Harbor employee Ben Hinde works out of several container vans used for storage and maintenance work in the Middle Harbor. The harbor department also stores gear at other spots around town but wants a centralized work space. (Joe Viechnicki/KFSK)

Petersburg’s harbor board is supporting a proposed land exchange with fuel company Petro Marine Services. Harbor staffers are hoping the swap would provide space for a centralized maintenance workshop and storage.

Petro Marine is hoping to take over ownership of land it currently leases from the borough. It’s the site of the Southeast Island Fuel gas station on South Nordic Drive and a warehouse behind that on Dock Street. Plant manager Bob Volk updated the harbor board on his company’s hopes for the swap.

“Petro Marine’s view on this is we’re really for it of course,” Volk said. “I mean it will help our business and it just makes sense to us.”

In exchange for that property, Petro is willing to give the borough seven lots across the street from the community cold storage. That includes the site of the old Union Oil or AFS tank farm. Under former owners, that site was contaminated by leaking heating oil. Conoco Phillips paid for clean up work and had contaminated soil removed. In 2012, the Alaska Department of Environmental Conservation signed off on the clean up work.

Petro’s land is assessed at over 356,000 dollars. The leased land the company wants from the borough is assessed at over 235,000. Volk he has spoken to company owner Kurt Lindsey about the swap. He said Petro is willing to take a payment from the borough to make up the difference and apply that money to pay for the installation of a mooring dolphin near the fuel dock. He thought the additional mooring structure would help his company and the municipality.

“The main option to us would really help with the dolphin because the Lindseys they care about communities,” Volk said. “They know that it would benefit us. They know it’d benefit the harbor. It would benefit the downtown businesses. It would benefit everybody because I think we could get bigger boats, with more people or more activity in here.”

Another option would be for the borough to reduce Petro’s lease payment for its other property to make up for that difference in value.
If the exchange were to happen the borough would lose annual lease and tax revenue. The Petro lease for the land the company wants brings in 28,500 dollars annually for the harbor enterprise fund. That payment would end, along with a little more than four thousand dollars of property tax revenue.
Harbor staff are supporting the exchange. They’d like to use Petro’s property across from the cold storage for a centralized maintenance and storage area. Currently, they’re working out of container vans at multiple sites around town along with the harbor office.

Harbor master Glorianne Wollen explained the need to the board. “So if the Petro doesn’t, if this doesn’t work, we think it from the staff’s point of view it’s a great location, great facility, fits all our needs,” Wollen said. “But if we’re not allowed to move forward on this we’re gonna have to do something. The situation we have currently, we can’t continue on the way we are. So if we don’t move forward on this, we’re gonna be looking at building something on our own property.”

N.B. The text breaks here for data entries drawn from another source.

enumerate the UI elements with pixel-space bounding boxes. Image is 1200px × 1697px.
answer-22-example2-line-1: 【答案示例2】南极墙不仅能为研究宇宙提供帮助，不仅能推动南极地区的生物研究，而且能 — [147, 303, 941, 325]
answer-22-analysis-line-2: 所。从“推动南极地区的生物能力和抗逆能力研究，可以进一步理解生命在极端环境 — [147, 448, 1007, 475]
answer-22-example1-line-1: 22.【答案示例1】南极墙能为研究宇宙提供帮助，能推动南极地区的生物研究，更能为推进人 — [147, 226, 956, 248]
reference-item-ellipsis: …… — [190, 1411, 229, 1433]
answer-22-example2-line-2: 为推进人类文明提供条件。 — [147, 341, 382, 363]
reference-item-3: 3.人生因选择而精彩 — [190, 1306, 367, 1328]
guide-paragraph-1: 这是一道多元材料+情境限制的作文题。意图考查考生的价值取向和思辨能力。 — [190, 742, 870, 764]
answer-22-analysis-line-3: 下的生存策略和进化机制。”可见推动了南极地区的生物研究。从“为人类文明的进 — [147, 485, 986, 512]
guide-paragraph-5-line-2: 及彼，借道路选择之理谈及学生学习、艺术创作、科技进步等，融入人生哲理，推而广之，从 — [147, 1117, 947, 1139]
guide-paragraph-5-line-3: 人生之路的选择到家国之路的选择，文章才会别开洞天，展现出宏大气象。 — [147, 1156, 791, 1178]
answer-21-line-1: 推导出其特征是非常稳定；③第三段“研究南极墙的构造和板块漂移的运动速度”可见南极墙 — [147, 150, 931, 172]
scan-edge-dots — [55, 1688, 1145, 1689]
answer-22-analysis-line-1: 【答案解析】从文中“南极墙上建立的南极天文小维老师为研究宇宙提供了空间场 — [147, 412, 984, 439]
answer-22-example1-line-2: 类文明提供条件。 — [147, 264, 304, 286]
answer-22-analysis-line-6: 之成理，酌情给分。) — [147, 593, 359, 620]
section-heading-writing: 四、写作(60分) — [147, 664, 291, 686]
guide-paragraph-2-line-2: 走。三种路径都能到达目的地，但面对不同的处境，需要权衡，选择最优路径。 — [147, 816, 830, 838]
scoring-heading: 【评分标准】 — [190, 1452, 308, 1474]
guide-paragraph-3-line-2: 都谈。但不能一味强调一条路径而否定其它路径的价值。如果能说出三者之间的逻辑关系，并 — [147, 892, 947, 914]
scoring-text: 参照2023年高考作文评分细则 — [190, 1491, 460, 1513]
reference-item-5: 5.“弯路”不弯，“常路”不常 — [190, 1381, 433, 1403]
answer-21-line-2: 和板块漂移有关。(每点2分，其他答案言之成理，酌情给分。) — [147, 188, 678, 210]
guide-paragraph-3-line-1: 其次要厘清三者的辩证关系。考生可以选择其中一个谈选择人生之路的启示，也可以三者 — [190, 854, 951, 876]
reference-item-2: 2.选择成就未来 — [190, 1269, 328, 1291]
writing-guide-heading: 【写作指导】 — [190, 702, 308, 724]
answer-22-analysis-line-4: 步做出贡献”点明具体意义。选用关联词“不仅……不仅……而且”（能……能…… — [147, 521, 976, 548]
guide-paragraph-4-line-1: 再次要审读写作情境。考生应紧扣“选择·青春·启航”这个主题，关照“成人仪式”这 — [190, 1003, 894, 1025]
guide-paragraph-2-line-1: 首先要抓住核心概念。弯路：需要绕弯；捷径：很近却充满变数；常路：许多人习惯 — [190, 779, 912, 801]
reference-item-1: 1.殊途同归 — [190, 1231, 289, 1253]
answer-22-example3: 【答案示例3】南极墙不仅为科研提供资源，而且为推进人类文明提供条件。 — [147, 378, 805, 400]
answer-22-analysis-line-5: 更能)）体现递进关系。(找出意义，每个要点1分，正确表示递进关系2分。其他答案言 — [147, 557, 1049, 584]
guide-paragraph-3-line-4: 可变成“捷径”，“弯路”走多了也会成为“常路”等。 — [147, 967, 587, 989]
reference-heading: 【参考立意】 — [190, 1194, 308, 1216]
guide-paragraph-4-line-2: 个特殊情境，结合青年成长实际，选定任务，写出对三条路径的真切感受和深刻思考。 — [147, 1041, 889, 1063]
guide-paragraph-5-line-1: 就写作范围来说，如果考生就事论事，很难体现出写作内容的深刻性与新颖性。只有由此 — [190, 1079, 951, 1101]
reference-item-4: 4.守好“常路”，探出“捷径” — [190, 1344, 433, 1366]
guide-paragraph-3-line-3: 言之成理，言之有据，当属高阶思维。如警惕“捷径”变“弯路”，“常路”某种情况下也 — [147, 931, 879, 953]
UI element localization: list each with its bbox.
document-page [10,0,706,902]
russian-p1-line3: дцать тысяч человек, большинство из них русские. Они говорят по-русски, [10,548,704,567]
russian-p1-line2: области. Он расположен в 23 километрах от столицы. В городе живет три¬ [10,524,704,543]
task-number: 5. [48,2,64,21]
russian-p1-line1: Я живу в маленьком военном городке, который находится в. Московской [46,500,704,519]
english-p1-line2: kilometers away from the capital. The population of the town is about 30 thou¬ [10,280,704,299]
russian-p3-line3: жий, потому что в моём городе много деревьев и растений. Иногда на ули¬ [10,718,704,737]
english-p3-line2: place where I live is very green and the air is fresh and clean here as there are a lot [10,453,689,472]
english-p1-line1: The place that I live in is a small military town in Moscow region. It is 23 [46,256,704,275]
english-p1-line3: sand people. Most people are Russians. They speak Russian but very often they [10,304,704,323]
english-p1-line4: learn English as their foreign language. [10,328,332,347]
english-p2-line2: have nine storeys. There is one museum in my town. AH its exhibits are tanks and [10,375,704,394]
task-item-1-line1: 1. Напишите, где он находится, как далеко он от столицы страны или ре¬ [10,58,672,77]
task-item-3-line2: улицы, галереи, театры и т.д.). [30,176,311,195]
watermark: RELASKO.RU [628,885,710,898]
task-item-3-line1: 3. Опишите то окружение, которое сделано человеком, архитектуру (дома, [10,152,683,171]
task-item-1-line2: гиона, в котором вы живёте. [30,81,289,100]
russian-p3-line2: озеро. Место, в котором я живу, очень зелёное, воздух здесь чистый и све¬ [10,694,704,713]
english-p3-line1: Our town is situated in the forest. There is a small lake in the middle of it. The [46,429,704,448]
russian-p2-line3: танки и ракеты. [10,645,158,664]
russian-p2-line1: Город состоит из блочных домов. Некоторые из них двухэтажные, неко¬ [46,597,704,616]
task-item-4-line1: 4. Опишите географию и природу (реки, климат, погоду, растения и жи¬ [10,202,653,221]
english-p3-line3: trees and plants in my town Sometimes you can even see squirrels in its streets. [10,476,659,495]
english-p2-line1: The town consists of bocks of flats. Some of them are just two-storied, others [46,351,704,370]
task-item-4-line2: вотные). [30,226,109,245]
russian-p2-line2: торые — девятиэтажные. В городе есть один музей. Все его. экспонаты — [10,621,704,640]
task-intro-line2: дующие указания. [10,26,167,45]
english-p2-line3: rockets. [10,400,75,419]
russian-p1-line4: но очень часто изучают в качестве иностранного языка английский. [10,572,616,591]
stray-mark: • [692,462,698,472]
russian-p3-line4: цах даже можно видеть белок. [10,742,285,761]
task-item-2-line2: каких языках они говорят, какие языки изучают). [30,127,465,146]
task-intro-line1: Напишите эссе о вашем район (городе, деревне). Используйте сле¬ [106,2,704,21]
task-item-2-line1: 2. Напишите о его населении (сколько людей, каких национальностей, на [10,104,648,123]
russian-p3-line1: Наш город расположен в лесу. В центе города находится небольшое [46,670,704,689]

That other option could mean building something new on the rock filled approach to the drive down down, not something that Wollen is hoping will happen. “What I like about Petro is again it’s across the street and still centrally located, not taking up valuable waterfront,” she said.

Assembly member Kurt Wohlhueter thought more fishing boat bait sheds may need to be moved off tidelands next to the boat yard Piston and Rudder if that compnay’s president Mike Luhr is looking to expand there. Wohlhueter did not think the drive down dock approach was a good spot for a harbor building.

“I think we’re going to need that space for bait sheds,” Wohlhueter said. “I don’t think we wanna put a building on that approach because we need to be looking 5-10 years down the road here you know and maybe a few years before Mike does want the rest of that property. I think it needs to be available to him.”

Board members thought the land exchange made sense and the existing building on the Petro land would make work easier for harbor staff.

“We have a building in front of us that fits your needs,” said board member Don Spigelmyre. “It does exactly what you need it for. I think for the guys that work, being a guy that had stuff spread all over the place that had to drive and pick up parts, it’s going to not only save them an incredible amount of time but it’s going to allow you to have dry storage and a work space to do everything you needed to do.”

“I agree,” said board chair Mike Bangs. “The way I look at it is we have close to a 60 million dollar infrastructure and we’re trying to maintain it out of a tool shed, it just doesn’t make sense.”

There were four board members at a meeting in late January and Bob Martin and John Murgas joined Bangs and Spigelmyre in voting to recommend going forward with the land exchange. It will be up to the borough assembly to make the final decision and agree to terms of a swap.